The administration stepped back over the weekend from naming a “car czar,” as it had planned, to oversee the restructuring. But according to people familiar with the task force, it named former Lazard Freres & Co. investment banker Ron Bloom a key adviser. Mr. Bloom, who made a name advising U.S. steelworkers to accept major concessions in several bankruptcy cases, is expected to take the task force’s lead role, a senior U.S. Treasury official says.

People who know Mr. Bloom expect him to be tough on the auto makers, the United Auto Workers and other parties involved in their restructuring.

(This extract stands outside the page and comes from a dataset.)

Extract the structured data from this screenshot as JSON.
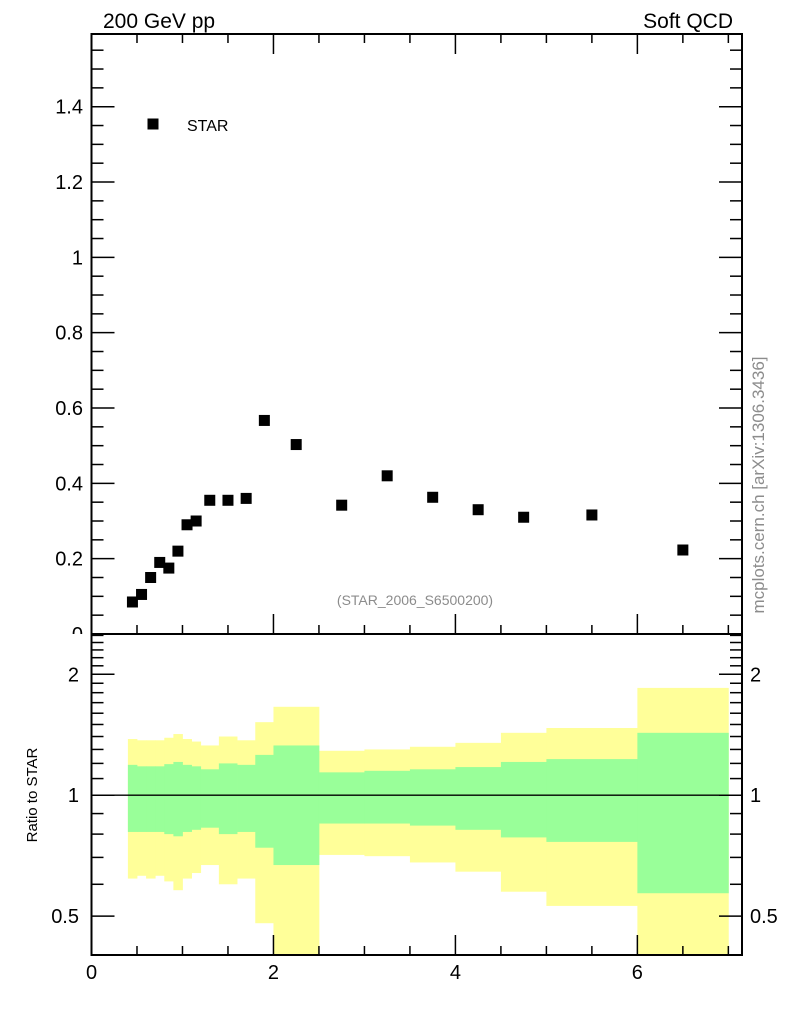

“The management of the Big Three are probably not going to like what Ron Bloom has to say; the UAW is not going to like what Ron Bloom has to say; and certainly the stockholders and creditors will not like what he has to say,” said Michael Psaros, a co-founder of private-equity group KPS Capital Partners, who has worked with Mr. Bloom in and out of bankruptcy courts. He adds that Mr. Bloom has “repeatedly shown an ability to transform struggling companies into profitable going concerns.”

Read it all from the front page of today’s Wall Street Journal. Note especially the section on “dentist-chair bargaining;” it sounds very painful to me.

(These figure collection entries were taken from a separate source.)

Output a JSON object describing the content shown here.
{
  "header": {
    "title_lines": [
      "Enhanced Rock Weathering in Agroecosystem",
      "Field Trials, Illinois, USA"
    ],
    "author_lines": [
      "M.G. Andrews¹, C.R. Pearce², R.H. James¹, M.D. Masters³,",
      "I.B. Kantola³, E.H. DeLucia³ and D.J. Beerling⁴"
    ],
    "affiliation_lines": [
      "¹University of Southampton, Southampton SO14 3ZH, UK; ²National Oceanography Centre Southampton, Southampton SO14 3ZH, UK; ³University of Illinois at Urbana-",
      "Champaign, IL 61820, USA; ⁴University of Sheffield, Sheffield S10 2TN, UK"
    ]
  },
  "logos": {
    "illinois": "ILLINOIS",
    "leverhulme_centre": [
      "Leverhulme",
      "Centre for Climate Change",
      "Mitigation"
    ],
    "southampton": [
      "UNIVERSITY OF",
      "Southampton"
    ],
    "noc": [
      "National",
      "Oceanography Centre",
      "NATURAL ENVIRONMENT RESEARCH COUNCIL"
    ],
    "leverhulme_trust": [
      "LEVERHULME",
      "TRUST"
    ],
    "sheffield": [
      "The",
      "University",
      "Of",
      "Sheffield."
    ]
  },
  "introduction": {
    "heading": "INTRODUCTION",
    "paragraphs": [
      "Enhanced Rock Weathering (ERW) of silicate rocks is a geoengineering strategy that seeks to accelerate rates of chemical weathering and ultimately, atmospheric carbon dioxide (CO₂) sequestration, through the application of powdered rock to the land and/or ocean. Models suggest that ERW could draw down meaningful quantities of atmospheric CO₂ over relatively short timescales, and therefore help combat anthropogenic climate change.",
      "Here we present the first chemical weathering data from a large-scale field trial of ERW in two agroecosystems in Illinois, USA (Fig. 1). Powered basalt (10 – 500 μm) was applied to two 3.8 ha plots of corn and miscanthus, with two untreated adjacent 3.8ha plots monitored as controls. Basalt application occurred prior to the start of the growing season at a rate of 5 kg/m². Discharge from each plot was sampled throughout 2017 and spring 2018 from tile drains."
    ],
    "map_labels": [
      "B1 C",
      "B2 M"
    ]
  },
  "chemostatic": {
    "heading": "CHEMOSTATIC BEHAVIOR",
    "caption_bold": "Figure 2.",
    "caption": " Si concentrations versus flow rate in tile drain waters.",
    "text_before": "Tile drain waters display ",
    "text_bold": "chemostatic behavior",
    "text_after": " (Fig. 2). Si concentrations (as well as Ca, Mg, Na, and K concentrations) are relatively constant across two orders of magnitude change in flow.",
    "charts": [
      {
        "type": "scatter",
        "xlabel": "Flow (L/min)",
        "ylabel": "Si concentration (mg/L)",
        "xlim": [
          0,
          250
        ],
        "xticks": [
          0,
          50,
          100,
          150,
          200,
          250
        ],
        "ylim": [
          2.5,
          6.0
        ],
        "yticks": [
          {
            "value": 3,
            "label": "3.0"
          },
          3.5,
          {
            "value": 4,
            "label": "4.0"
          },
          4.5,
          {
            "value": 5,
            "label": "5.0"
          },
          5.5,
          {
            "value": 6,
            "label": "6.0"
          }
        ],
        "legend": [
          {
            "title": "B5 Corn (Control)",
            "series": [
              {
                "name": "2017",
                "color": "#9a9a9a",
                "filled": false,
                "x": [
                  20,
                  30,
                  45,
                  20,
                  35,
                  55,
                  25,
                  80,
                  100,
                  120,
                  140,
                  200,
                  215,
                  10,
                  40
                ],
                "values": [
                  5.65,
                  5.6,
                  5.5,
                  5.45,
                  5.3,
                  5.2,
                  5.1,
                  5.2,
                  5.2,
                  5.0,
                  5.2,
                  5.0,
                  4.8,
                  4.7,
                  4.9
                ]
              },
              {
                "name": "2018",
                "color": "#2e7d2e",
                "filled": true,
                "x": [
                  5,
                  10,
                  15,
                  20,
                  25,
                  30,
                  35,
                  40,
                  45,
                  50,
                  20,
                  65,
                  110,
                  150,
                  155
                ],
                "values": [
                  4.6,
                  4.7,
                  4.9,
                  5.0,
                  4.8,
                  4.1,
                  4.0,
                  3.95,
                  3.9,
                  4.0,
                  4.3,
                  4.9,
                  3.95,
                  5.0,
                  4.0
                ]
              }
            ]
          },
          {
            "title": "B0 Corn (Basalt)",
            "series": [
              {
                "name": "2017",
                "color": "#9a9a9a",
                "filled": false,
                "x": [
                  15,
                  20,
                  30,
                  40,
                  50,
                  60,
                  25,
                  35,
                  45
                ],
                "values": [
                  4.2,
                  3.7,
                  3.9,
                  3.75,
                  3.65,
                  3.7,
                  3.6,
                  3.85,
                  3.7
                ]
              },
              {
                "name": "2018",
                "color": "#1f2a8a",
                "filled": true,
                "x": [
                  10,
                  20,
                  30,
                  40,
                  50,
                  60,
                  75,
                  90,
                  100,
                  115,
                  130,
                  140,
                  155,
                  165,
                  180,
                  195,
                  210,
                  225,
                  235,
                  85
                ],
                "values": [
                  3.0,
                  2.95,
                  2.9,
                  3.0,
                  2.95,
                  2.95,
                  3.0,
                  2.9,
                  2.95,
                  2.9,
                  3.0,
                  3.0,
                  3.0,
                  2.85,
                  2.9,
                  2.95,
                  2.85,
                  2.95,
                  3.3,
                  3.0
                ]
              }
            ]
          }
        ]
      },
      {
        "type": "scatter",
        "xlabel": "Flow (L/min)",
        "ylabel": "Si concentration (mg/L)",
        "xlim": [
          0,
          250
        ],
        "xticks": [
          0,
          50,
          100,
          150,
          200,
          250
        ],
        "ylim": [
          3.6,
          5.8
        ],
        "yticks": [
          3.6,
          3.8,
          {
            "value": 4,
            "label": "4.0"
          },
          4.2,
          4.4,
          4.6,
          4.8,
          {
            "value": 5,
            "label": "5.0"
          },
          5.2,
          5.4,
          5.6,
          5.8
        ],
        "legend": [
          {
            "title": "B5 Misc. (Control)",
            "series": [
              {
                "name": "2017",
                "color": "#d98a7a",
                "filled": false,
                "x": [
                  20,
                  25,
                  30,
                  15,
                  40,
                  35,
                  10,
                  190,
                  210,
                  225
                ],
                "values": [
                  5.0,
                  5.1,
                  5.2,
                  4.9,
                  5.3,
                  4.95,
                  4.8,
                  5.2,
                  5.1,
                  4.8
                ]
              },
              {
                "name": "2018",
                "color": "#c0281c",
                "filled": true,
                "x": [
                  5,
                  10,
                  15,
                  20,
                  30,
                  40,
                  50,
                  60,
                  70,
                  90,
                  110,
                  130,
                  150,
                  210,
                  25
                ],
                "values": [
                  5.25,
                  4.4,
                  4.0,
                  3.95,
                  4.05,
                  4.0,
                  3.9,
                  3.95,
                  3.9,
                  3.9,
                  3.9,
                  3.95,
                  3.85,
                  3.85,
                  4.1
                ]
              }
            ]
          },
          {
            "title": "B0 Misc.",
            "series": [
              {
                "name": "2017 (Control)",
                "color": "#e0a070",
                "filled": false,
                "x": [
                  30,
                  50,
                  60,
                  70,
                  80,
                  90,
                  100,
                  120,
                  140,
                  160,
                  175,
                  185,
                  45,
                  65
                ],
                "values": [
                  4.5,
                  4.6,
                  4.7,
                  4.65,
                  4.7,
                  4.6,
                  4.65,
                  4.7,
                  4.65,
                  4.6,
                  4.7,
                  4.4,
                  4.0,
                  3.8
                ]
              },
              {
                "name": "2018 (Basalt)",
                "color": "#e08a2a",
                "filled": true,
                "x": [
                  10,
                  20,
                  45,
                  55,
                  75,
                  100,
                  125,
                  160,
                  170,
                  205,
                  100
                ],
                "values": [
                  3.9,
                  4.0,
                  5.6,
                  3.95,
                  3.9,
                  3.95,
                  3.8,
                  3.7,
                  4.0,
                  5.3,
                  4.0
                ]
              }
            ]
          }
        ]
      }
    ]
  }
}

Posted in * Economics, Politics, Economy, Office of the President, Politics in General, President Barack Obama, The Possibility of a Bailout for the U.S. Auto Industry

4 comments on “Auto Maker Bankruptcy Looms

  1. TACit says:

    Hmmm, Lazard Freres. That was Felix Rohatyn’s bank – Rohatyn, ‘the banker who saved New York City’. Look him up.

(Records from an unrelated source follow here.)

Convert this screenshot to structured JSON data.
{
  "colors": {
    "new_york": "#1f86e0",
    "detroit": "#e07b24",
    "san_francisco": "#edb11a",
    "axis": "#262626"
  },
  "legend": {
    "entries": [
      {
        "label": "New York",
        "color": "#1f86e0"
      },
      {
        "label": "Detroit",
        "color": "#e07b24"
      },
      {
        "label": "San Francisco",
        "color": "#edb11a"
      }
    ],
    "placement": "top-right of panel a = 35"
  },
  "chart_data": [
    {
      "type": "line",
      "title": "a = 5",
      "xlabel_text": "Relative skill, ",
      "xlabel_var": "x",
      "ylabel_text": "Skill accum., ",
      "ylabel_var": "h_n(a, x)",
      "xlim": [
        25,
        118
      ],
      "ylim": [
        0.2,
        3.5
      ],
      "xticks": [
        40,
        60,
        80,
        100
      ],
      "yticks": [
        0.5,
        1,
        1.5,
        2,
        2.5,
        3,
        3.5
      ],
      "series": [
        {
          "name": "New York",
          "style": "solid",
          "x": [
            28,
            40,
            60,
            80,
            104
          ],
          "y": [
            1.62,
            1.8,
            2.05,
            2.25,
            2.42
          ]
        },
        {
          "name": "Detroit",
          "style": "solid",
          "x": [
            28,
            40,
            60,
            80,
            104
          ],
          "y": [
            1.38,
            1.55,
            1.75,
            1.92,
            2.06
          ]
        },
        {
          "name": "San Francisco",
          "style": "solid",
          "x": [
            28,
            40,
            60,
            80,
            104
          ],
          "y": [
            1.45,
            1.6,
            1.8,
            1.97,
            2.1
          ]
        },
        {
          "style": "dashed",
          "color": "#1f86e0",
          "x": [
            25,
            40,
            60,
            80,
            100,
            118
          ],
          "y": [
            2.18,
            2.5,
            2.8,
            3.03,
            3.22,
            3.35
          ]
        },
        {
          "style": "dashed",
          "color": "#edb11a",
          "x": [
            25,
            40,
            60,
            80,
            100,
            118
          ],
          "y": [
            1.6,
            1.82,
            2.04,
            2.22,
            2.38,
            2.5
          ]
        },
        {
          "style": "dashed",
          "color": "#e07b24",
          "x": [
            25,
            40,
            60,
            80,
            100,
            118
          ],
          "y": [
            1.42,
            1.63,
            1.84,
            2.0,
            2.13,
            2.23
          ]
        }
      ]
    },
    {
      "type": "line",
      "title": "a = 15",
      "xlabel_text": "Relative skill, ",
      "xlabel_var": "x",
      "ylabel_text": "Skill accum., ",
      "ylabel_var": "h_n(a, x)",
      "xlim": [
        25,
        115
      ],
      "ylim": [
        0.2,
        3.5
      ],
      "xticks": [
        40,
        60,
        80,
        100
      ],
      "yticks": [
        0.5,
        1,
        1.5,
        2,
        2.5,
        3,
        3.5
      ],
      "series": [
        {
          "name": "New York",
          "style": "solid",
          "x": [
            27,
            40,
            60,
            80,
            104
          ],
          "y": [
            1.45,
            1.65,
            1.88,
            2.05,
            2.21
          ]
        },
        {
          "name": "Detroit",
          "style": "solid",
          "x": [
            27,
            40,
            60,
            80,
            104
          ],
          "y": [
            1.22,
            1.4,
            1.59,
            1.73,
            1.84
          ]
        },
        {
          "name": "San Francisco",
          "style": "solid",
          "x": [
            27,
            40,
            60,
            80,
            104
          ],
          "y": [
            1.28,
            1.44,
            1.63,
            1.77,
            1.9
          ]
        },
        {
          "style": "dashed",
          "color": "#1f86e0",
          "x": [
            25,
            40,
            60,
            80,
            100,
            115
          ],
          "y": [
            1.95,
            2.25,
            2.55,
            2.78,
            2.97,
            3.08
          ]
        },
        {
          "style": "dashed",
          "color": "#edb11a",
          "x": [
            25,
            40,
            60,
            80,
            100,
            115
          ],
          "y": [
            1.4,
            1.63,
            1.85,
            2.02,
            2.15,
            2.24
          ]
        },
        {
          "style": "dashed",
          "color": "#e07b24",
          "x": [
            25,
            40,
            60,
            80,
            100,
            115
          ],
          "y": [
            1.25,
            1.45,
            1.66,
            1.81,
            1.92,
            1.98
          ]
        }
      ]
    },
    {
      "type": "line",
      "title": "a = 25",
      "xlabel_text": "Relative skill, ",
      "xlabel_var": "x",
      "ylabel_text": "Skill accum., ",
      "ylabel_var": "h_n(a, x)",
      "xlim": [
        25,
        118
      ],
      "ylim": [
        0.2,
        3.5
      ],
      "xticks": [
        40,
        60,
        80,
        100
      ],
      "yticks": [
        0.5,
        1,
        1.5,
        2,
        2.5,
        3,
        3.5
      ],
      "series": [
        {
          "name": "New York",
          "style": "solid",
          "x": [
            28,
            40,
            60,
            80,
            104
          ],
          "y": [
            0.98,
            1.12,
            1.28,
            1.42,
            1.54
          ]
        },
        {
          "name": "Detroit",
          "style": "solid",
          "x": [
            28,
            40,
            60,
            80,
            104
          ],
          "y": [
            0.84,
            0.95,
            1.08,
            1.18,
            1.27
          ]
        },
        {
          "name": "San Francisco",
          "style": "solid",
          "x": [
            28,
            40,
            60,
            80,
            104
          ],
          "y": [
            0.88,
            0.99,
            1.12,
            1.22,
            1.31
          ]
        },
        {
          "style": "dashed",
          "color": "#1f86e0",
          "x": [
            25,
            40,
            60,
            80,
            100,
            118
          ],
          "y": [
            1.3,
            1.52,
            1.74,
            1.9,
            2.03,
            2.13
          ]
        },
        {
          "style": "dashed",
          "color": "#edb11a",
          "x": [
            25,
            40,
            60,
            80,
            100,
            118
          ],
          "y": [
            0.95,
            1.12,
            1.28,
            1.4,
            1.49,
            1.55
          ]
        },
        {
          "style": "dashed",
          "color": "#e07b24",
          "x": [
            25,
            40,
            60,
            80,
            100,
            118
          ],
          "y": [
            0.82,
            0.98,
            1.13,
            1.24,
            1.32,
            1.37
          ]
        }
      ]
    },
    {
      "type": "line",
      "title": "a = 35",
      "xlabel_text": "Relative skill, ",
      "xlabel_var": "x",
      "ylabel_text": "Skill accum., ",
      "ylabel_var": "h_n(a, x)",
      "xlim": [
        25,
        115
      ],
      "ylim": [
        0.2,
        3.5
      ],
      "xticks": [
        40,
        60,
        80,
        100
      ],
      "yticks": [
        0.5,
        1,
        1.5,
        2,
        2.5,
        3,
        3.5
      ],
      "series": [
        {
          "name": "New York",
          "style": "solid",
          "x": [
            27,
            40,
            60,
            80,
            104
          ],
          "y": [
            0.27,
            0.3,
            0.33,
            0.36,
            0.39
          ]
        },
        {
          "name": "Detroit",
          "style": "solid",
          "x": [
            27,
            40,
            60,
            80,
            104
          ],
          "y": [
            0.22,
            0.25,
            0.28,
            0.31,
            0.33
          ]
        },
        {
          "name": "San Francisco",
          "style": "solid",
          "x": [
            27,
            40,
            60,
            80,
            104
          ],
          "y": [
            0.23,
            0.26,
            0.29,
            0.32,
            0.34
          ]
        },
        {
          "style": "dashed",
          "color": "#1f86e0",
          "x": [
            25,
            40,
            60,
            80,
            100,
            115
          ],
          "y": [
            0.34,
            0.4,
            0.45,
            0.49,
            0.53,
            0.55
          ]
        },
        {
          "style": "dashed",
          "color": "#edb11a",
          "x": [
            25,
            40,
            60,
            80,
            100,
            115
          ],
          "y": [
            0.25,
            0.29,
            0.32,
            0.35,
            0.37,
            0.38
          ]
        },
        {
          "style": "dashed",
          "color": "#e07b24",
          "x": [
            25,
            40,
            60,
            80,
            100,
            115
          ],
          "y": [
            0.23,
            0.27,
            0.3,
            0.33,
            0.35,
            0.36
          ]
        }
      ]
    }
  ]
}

  2. Steven in Falls Church says:

    Mr. Bloom will probably find the U.S. auto industry magnitudes harder to revitalize than the steel industry. Steel customers buy primarily on the basis of price, and don’t really care who makes the stuff. Not so for automobiles, where brand identity is critical. So many people have soured on the Big Three nameplates that they will never return in substantial numbers no matter how lean and efficient those manufacturers become.

  3. Dave B says:

    I have a 1998 Ford Ranger with 160K miles on it. Runs like a top and is fairly decent on gas. It had been wrecked. I bought it used and have had it for over six years. I paid $6,000 for it when I bought it. My wife had a chevy blazer with well over 150,000 miles on it. Got it used also. We gave it to charity because we used it for travel and it was a little heavy on gas. We just bought a new Jeep Patriot. It is fairly new but seems sound. I have owned Hondas, Toyotas, Nissans, and Fords. I love my Ranger and am putting a 5.0 engine in a Ranger. They are a great vehicle. I am not at all sour on American car products. The ones I have had have served me well!

  4. Cennydd says:

    My wife and I own a 2004 Pontiac Montana extended wheelbase minivan, and we bought it so that we could more easily take my wheelchair with us when we go shopping or on trips. Gets pretty good mileage, is comfortable and roomy…..carries seven…..and is well-appointed. As far as I’m concerned, it has every minivan on the market beat by far…..and Pontiac isn’t making them any more! We don’t want a small car or van…..we need a van big enough to do what we want it to do, and the current offerings on the market just aren’t BIG enough!